Now, you may or not agree with this worldview, but it is what the Bible, and Bible-based faiths, teach. Please don’t presume to tell us what our faith is or should be.
Your long-winded and insulting comment suggests you don’t even know what the Law was, much less its contents. NOBODY observes it today and nobody can. It tried to regulate vastly more than just sexual preference. Literalists and legalist have (ab)used it to try to justify slavery and polygamy and other evils. Which is why Jesus gave us the Golden Rule to over-ride EVERY other law.
True Religion must return to Light.
The heart must be permitted to achieve a universal feeling-ecstasy!
Always remember that your inherent heart-disposition wants and needs Infinite, Absolute, True, Eternal Happiness.
There is of course no such thing as original sin!
Nor are there two realities, this world and another world, nor two disparate levels of Reality, a material level and a spiritual other-worldly level.It is all a seamless continuum.
There is one Reality, one Truth. Every human being is ultimately responsible for this Truth Each one will either hit the mark or miss it. The alternative to responsibility is not human ordinariness but irresponsibility or the failure to live the Law of Sacrifice.
The alternative to real understanding is not a lesser, this-worldly understanding but illusion. Failure of the intrinsic human potential for self-transcendence is suffering. The missing of the mark is NOT original sin, expressed as an historical stamp upon the race of men (male and female), but the current practice of each person, a practice that will prevail for as many aeons as each one needs to wake up by inspecting his or her actual condition as a human being with utmost sobriety and openness. That movement is itself the Awakening of transcendental responsibility. The process set in motion is the inception of Transcendental or Real Understanding.

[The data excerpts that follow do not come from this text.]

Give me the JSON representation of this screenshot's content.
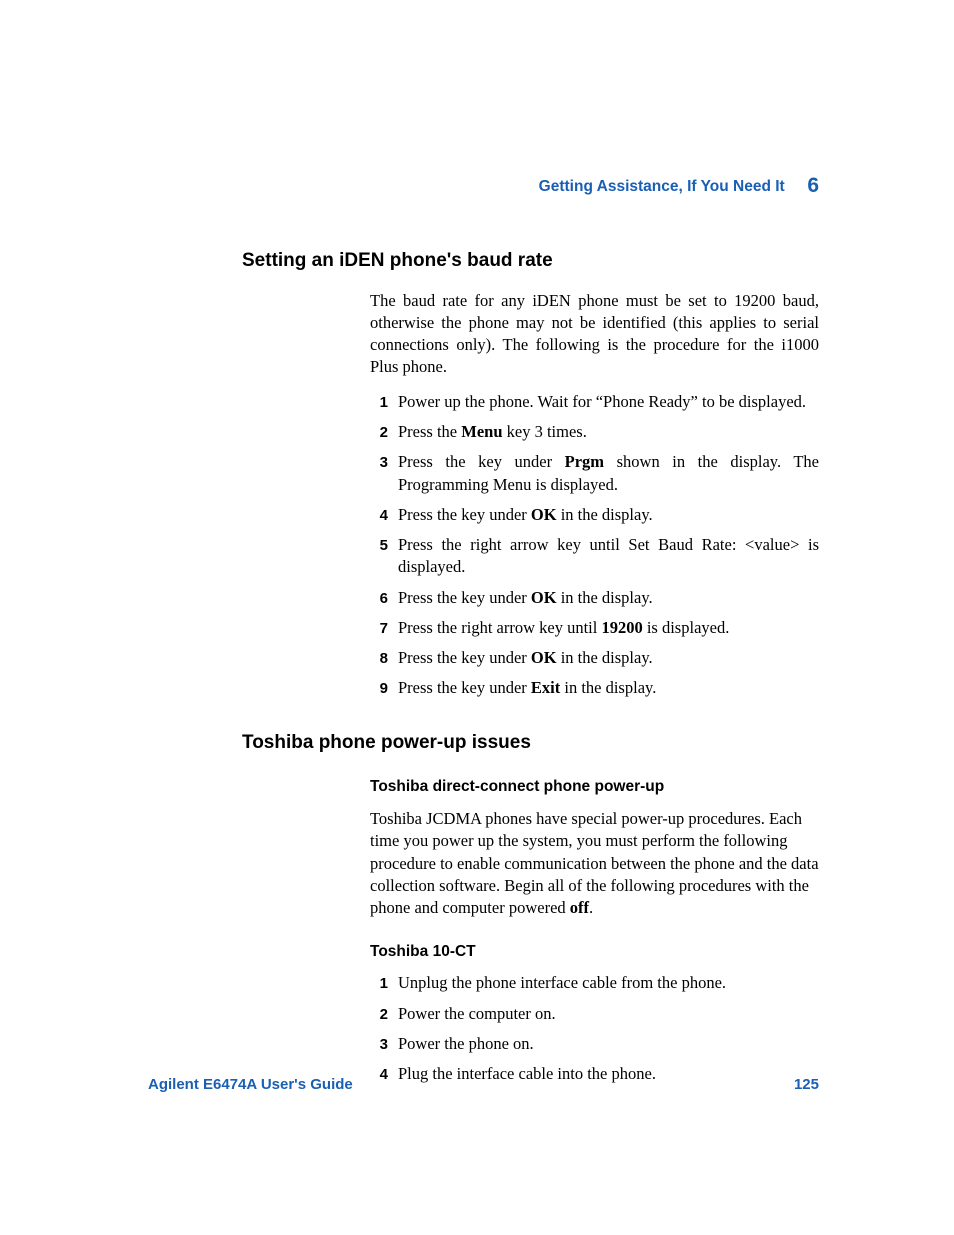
{
  "header": {
    "title": "Getting Assistance, If You Need It",
    "chapter": "6"
  },
  "footer": {
    "guide": "Agilent E6474A User's Guide",
    "page": "125"
  },
  "section1": {
    "heading": "Setting an iDEN phone's baud rate",
    "intro": "The baud rate for any iDEN phone must be set to 19200 baud, otherwise the phone may not be identified (this applies to serial connections only). The following is the procedure for the i1000 Plus phone.",
    "steps": {
      "n1": "1",
      "n2": "2",
      "n3": "3",
      "n4": "4",
      "n5": "5",
      "n6": "6",
      "n7": "7",
      "n8": "8",
      "n9": "9",
      "s1": "Power up the phone. Wait for “Phone Ready” to be displayed.",
      "s2a": "Press the ",
      "s2b": "Menu",
      "s2c": " key 3 times.",
      "s3a": "Press the key under ",
      "s3b": "Prgm",
      "s3c": " shown in the display. The Programming Menu is displayed.",
      "s4a": "Press the key under ",
      "s4b": "OK",
      "s4c": " in the display.",
      "s5": "Press the right arrow key until Set Baud Rate: <value> is displayed.",
      "s6a": "Press the key under ",
      "s6b": "OK",
      "s6c": " in the display.",
      "s7a": "Press the right arrow key until ",
      "s7b": "19200",
      "s7c": " is displayed.",
      "s8a": "Press the key under ",
      "s8b": "OK",
      "s8c": " in the display.",
      "s9a": "Press the key under ",
      "s9b": "Exit",
      "s9c": " in the display."
    }
  },
  "section2": {
    "heading": "Toshiba phone power-up issues",
    "sub1": {
      "heading": "Toshiba direct-connect phone power-up",
      "para_a": "Toshiba JCDMA phones have special power-up procedures. Each time you power up the system, you must perform the following procedure to enable communication between the phone and the data collection software. Begin all of the following procedures with the phone and computer powered ",
      "para_b": "off",
      "para_c": "."
    },
    "sub2": {
      "heading": "Toshiba 10-CT",
      "steps": {
        "n1": "1",
        "n2": "2",
        "n3": "3",
        "n4": "4",
        "s1": "Unplug the phone interface cable from the phone.",
        "s2": "Power the computer on.",
        "s3": "Power the phone on.",
        "s4": "Plug the interface cable into the phone."
      }
    }
  }
}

All good theology is autobiography. Good article.
As God does not exist, but is a concept of an infantile human race which refuses to grow up and accept their animal mortality, any concept of God is false, mired in easily proven, completely illogical, contradictions. Long before Feurbach, long before theism, Aristotle pointed out that all deities and gods are projections of mans own image. Nothing has changed.
All religions are fantasies.
It’s a viable perspective but Aquinas, Dostoyevsky and Dante are hardly infantile. They may even be cleverer than some atheists.
Perhaps, but what’s replacing it is much worse.
Richard Dawkins, the God that Failed 🙂
There is no God but Dawkins, and Fundamental Atheism is his creed. Ridicule those who insult the Prophet of Atheist Fundamentalism, and chop off the keys of their keyboards. Say: O believers in another God! To you you your religion, and to me my own! And Dawkins is the best of Tricksters.